先日の臨時総会の場において、1号議案及び3号議案に賛成する意見の中に、何度か「旧司法試験制度がもたらした弊害の反省のもとに法科大学院制度が誕生したのである(だから旧司法試験制度に戻すようなことはしてはならない。)。」という言葉が用いられていました。ここにいう「旧司法試験制度の弊害」とは何かについて聞いていると、例えば「旧司法試験制度では司法試験予備校が隆盛を極めており、司法試験受験生が大学の講義に出席せずに予備校の講義ばかりに出席していた。」といったものです。
この類の批判は法科大学院制度が議論されていた平成12年ころから存在しており、法科大学院制度創設の理由になったことは間違いないと思われます。
しかしこれらは本当に「弊害」と呼べるものでしょうか?私はここに旧司法試験制度や司法試験予備校に対する悪意のあるレッテル貼りがなされているように思えてなりません。
確かに旧司法試験制度の最後ころには司法試験予備校が隆盛を極めており、ほぼ全ての合格者が何らかのかたちで司法試験予備校を利用していました。私も入門レベルの講座から司法試験予備校を利用しはじめ、最終合格するまで利用していました。大学で勉強していた時間より司法試験予備校で勉強していた時間の方が長かったように思います。
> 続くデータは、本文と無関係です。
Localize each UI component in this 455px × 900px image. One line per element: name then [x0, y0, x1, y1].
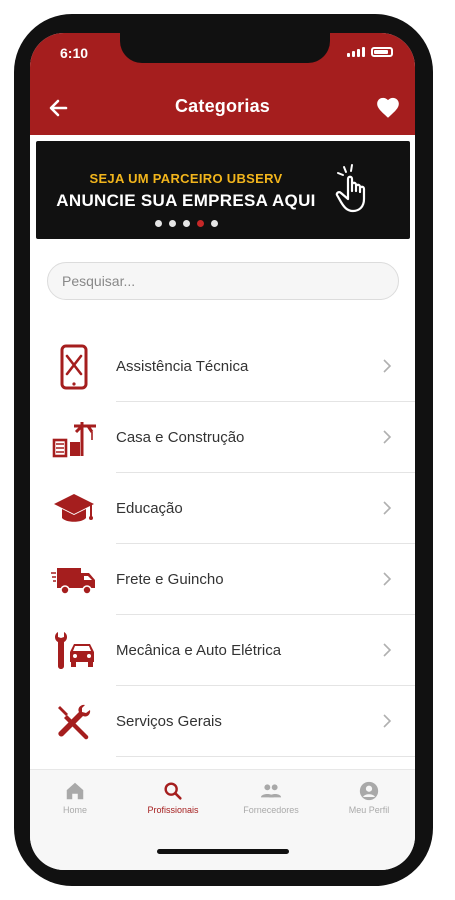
chevron-right-icon: [383, 572, 392, 586]
status-icons: [347, 47, 393, 57]
nav-meu-perfil[interactable]: Meu Perfil: [324, 780, 414, 815]
banner-cta: ANUNCIE SUA EMPRESA AQUI: [56, 191, 316, 210]
chevron-right-icon: [383, 714, 392, 728]
favorites-button[interactable]: [375, 95, 401, 121]
home-indicator: [157, 849, 289, 854]
chevron-right-icon: [383, 643, 392, 657]
home-icon: [66, 782, 84, 800]
tools-icon: [46, 694, 102, 750]
category-item-assistencia-tecnica[interactable]: Assistência Técnica: [30, 331, 415, 402]
chevron-right-icon: [383, 359, 392, 373]
category-label: Educação: [116, 500, 183, 517]
category-list: Assistência Técnica Casa e Construção Ed…: [30, 331, 415, 757]
nav-label: Profissionais: [147, 805, 199, 815]
category-label: Assistência Técnica: [116, 358, 249, 375]
banner-dot[interactable]: [154, 220, 162, 227]
category-label: Mecânica e Auto Elétrica: [116, 642, 282, 659]
battery-icon: [371, 47, 393, 57]
tap-hand-icon: [335, 164, 366, 213]
banner-dot[interactable]: [210, 220, 218, 227]
banner-pagination[interactable]: [36, 220, 336, 227]
search-input[interactable]: Pesquisar...: [47, 262, 399, 300]
nav-label: Meu Perfil: [348, 805, 390, 815]
nav-fornecedores[interactable]: Fornecedores: [226, 780, 316, 815]
heart-icon: [377, 97, 399, 118]
page-title: Categorias: [174, 96, 271, 116]
category-item-mecanica-e-auto-eletrica[interactable]: Mecânica e Auto Elétrica: [30, 615, 415, 686]
profile-icon: [359, 781, 379, 801]
category-item-educacao[interactable]: Educação: [30, 473, 415, 544]
people-icon: [260, 784, 282, 798]
category-label: Frete e Guincho: [116, 571, 224, 588]
promo-banner[interactable]: SEJA UM PARCEIRO UBSERV ANUNCIE SUA EMPR…: [36, 141, 410, 239]
nav-label: Home: [62, 805, 87, 815]
category-label: Serviços Gerais: [116, 713, 222, 730]
banner-headline: SEJA UM PARCEIRO UBSERV: [89, 171, 283, 186]
category-label: Casa e Construção: [116, 429, 245, 446]
divider: [116, 756, 415, 757]
status-time: 6:10: [60, 45, 89, 61]
nav-label: Fornecedores: [243, 805, 299, 815]
chevron-right-icon: [383, 501, 392, 515]
car-repair-icon: [46, 623, 102, 679]
banner-dot[interactable]: [168, 220, 176, 227]
app-screen: 6:10 Categorias SEJA UM PARCEIRO UBSERV …: [30, 33, 415, 870]
search-placeholder: Pesquisar...: [62, 273, 136, 289]
bottom-navigation: Home Profissionais Fornecedores Meu Perf…: [30, 769, 415, 870]
banner-dot[interactable]: [196, 220, 204, 227]
category-item-frete-e-guincho[interactable]: Frete e Guincho: [30, 544, 415, 615]
chevron-right-icon: [383, 430, 392, 444]
nav-home[interactable]: Home: [30, 780, 120, 815]
phone-repair-icon: [46, 339, 102, 395]
construction-icon: [46, 410, 102, 466]
search-icon: [164, 782, 182, 800]
signal-icon: [347, 47, 365, 57]
graduation-cap-icon: [46, 481, 102, 537]
nav-profissionais[interactable]: Profissionais: [128, 780, 218, 815]
phone-notch: [120, 33, 330, 63]
delivery-truck-icon: [46, 552, 102, 608]
category-item-servicos-gerais[interactable]: Serviços Gerais: [30, 686, 415, 757]
banner-dot[interactable]: [182, 220, 190, 227]
category-item-casa-e-construcao[interactable]: Casa e Construção: [30, 402, 415, 473]
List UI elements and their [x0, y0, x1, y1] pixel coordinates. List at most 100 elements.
しかし、これは大学における法学教育が機能していなかったからに他なりません。
私が大学に在籍していたころは、大学教員の仕事はまずもって研究に重きが置かれており、教育は二の次という扱いを受けていたように思います。私が大学で受講した講義でも、教授が自らの書いた教科書を持ってきて、それをただひたすら棒読みしていくだけという講義が当たり前のように行われていました。そんな講義を聴いただけでは司法試験に合格できるはずがありません(もちろんなかには教育に力を入れている教授も一定数存在したことは事実ですが決して多数派ではありませんでした。)。
これに対して司法試験予備校でそのような講義をしていたのでは即座に受講生からクレームがありますし、そもそもそんな講義に受講生が集まるはずがありません。司法試験予備校の講義は法律の基礎から体系立てて講義してくれる分かりやすいものだったと記憶しています。そのため必然的に大学の講義で司法試験の勉強をするよりも司法試験予備校を利用する受験生の方が多かったのです。
このような従来の大学での法学教育の反省をすることなく、「司法試験予備校は悪であり大学教育こそが正しいのだ。」という前提のもとに法科大学院が創設されたのです。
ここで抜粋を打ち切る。